La sostenibilidad se ha convertido en un factor determinante a la hora de elegir qué productos comprar. A nivel global, el 65% de los consumidores afirma que modificaría sus hábitos de consumo en función de las iniciativas medioambientales de una marca, según el Informe Global del Consumidor 2025, elaborado por la agencia Marco con motivo del Día Internacional de la Acción Climática.
En concreto, el trabajo recoge que mercados como México (76%), Brasil (74%) y Portugal (72%) lideran esta tendencia, mostrando cómo la acción medioambiental visible influye directamente en las decisiones de compra. En Francia, el 58% de los encuestados comparte esta visión, ligeramente por debajo de la media global pero por encima de Alemania (54%), lo que sugiere que los consumidores franceses pueden ser más exigentes y demandar una mayor rendición de cuentas antes de confiar en los compromisos ecológicos de una empresa.
Sin embargo, aunque la intención de actuar de manera sostenible es clara, el precio sigue siendo un factor decisivo. A nivel global, el 56% de los consumidores está dispuesto a pagar más por productos elaborados con materiales reciclados o sostenibles. En Europa, esta disposición es más moderada: en España e Italia, menos de la mitad pagaría un sobreprecio, y en Francia, solo el 52% estaría dispuesto a gastar más.
Greenwashing: la nueva línea divisoria de la comunicación
El informe pone también de manifiesto un creciente escepticismo público hacia las afirmaciones de sostenibilidad. Así, en España, ocho de cada 10 encuestados creen que las sanciones por prácticas de greenwashing deberían ser más severas para las empresas y marcas. Esta desconfianza creciente ha derivado en una exigencia global de mayor responsabilidad. En Portugal (91 %), México (90 %) y Francia (76 %), son una muestra de una demanda compartida de mayor transparencia y control en la comunicación corporativa.
A nivel global, uno de cada cuatro consumidores (25%) identifica la publicidad exagerada o engañosa como el principal signo de greenwashing. En Europa, las marcas obtienen entre cinco y seis puntos sobre 10 en credibilidad percibida, lo que refleja un déficit de confianza.

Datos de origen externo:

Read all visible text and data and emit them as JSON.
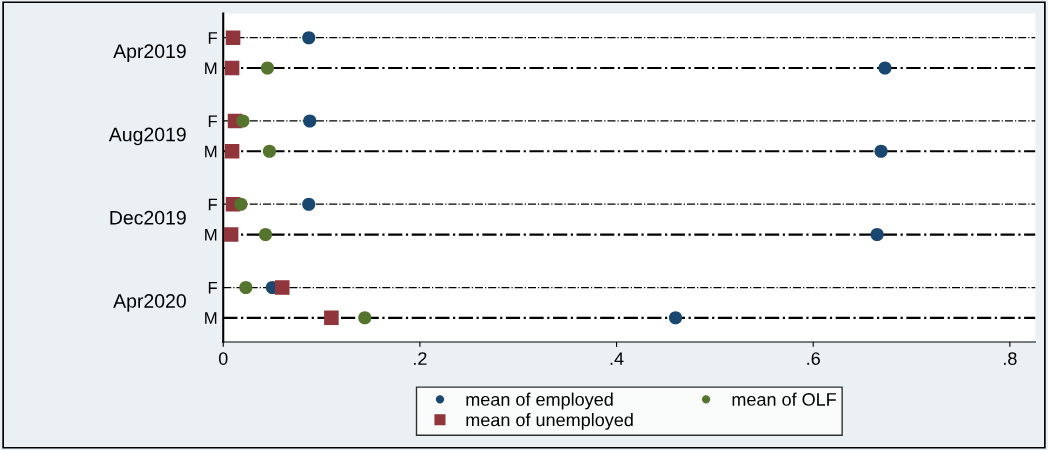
{
  "chart_data": {
    "type": "scatter",
    "orientation": "horizontal",
    "categories": [
      "F",
      "M",
      "F",
      "M",
      "F",
      "M",
      "F",
      "M"
    ],
    "annotations": [
      "Apr2019",
      "Aug2019",
      "Dec2019",
      "Apr2020"
    ],
    "series": [
      {
        "name": "mean of employed",
        "color": "#1a476f",
        "marker": "circle",
        "values": [
          0.087,
          0.673,
          0.088,
          0.669,
          0.087,
          0.665,
          0.05,
          0.46
        ]
      },
      {
        "name": "mean of unemployed",
        "color": "#90353b",
        "marker": "square",
        "values": [
          0.01,
          0.009,
          0.012,
          0.009,
          0.01,
          0.008,
          0.06,
          0.11
        ]
      },
      {
        "name": "mean of OLF",
        "color": "#55752f",
        "marker": "circle",
        "values": [
          null,
          0.045,
          0.02,
          0.047,
          0.018,
          0.043,
          0.023,
          0.144
        ]
      }
    ],
    "xlim": [
      0,
      0.826
    ],
    "xticks": [
      {
        "value": 0,
        "label": "0"
      },
      {
        "value": 0.2,
        "label": ".2"
      },
      {
        "value": 0.4,
        "label": ".4"
      },
      {
        "value": 0.6,
        "label": ".6"
      },
      {
        "value": 0.8,
        "label": ".8"
      }
    ],
    "grid": "y",
    "line_style": "dashdot",
    "legend": "bottom"
  }
}
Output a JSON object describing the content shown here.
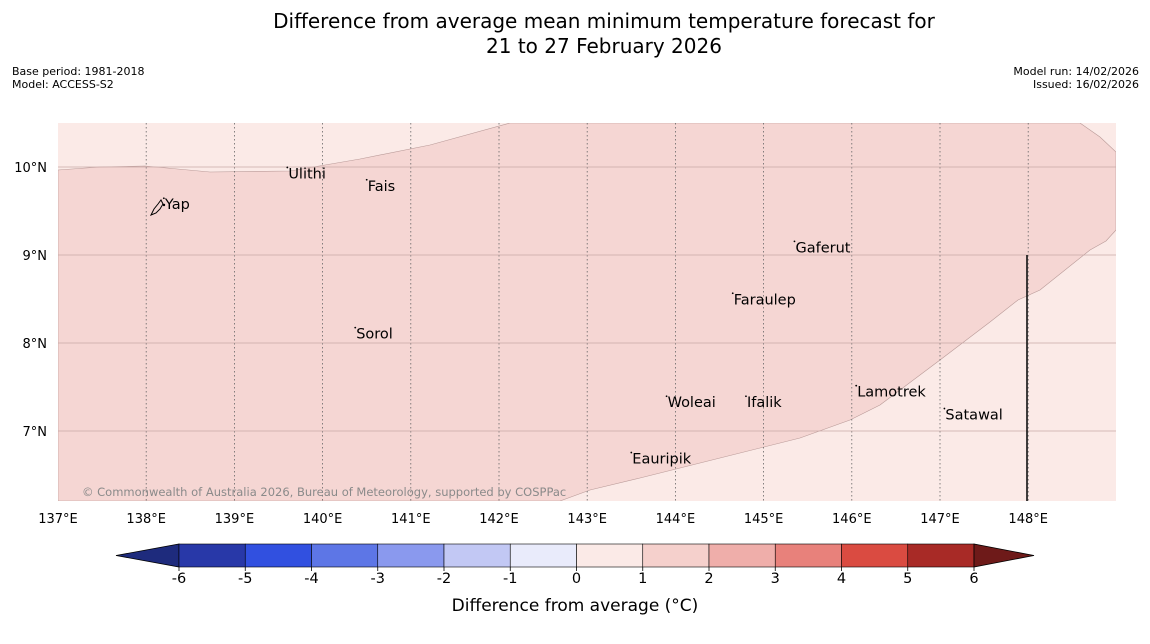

“Como comunicadores, tenemos un papel crucial en la lucha contra el greenwashing”, afirma Emmanuelle Jacquety, responsable de ESG en Marco. “Nuestra responsabilidad va más allá del storytelling: se trata de garantizar que cada mensaje sea transparente, basado en datos y coherente con acciones reales. En un momento en que las regulaciones se endurecen y los consumidores son cada vez más exigentes, agencias como Marco ayudan a las marcas a desenvolverse en esta complejidad y construir una comunicación sostenible auténtica y medible que genere verdadera confianza pública”.
Los gobiernos, bajo escrutinio por falta de avances
A medida que los consumidores exigen más a las marcas, también dirigen una mirada crítica a las autoridades públicas. El 70% de los encuestados españoles cree que el actual Gobierno no está haciendo lo suficiente para promover la sostenibilidad.
El descontento se eleva en Brasil (84%), Portugal (84%) e Italia (80%), donde la ciudadanía reclama políticas climáticas más firmes y visibles. En Francia, el 63% de los encuestados comparte esta opinión, lo que indica que, aunque la confianza es ligeramente superior, la percepción general sigue siendo que la acción política va por detrás de las expectativas sociales.